Like Mullenweg, those of us who have had blogs for a decade or more have been using them less and less, drawn to the ease of tweeting and the warm, friendly responsiveness of Facebook.

But now it’s possible to circle back to the blog without giving up the social networks. In fact, it’s increasingly easy to use a blog as the center of your social universe.

That’s because, while social networks like Facebook and Twitter are reluctant to share data out, they are eager to bring your data in. (This is why Twitter no longer lets you update your LinkedIn status from Twitter, but you can do the reverse and update your Twitter status from LinkedIn.)

So if they won’t share, fine: Make your own website the source, and share it out to various other networks as a way of staying in touch with your friends there.

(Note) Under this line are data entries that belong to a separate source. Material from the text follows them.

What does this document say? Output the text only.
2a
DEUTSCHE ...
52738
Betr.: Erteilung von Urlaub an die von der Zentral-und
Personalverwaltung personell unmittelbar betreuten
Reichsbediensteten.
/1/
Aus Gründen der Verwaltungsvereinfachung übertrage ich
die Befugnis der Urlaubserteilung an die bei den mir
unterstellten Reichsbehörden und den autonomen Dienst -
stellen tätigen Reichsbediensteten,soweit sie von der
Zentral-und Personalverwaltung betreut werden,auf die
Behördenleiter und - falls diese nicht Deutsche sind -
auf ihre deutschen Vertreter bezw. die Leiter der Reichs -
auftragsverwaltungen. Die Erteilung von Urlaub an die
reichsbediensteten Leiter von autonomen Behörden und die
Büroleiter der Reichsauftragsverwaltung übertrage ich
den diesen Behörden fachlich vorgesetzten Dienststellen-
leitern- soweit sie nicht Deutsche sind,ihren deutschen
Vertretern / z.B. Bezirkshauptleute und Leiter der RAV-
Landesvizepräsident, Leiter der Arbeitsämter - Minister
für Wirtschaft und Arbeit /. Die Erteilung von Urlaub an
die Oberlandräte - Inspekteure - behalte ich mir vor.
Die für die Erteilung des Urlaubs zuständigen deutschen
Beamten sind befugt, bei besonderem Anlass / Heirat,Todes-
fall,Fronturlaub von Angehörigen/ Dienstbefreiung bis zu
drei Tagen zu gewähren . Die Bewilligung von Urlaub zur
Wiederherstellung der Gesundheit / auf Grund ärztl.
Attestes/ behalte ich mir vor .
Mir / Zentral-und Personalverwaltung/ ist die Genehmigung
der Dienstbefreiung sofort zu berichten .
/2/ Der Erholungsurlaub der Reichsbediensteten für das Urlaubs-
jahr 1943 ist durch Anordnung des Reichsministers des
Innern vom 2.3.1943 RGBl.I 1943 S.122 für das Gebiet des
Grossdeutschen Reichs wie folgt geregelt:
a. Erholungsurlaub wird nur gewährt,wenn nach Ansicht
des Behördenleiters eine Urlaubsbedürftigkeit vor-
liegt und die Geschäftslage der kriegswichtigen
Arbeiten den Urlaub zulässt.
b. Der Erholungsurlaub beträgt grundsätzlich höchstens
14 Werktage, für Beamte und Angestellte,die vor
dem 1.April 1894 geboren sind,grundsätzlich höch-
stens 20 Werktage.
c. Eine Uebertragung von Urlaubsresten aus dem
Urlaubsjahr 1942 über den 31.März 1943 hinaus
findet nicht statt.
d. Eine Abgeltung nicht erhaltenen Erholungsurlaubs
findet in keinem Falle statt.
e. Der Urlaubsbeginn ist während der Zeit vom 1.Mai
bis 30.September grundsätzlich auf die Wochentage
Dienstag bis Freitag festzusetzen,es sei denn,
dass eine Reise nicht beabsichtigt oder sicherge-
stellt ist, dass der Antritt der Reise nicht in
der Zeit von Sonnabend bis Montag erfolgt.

If you’re a WordPress user, a feature called Publicize makes this super-simple. (It’s built into WordPress.com, and for people who host their own blogs using the open-source WordPress.org code, Publicize is now available through the Jetpack plugin.) With Publicize, you connect your blog to the social services you want to update: Twitter, Facebook, LinkedIn, and Tumblr. You may also connect it to Yahoo’s profile updates, but I don’t know anyone who uses those. It doesn’t have Google+ integration, a minor downside if you are one of the few who uses Google+. Once connected, every post you publish on your blog posts to the social networks you chose.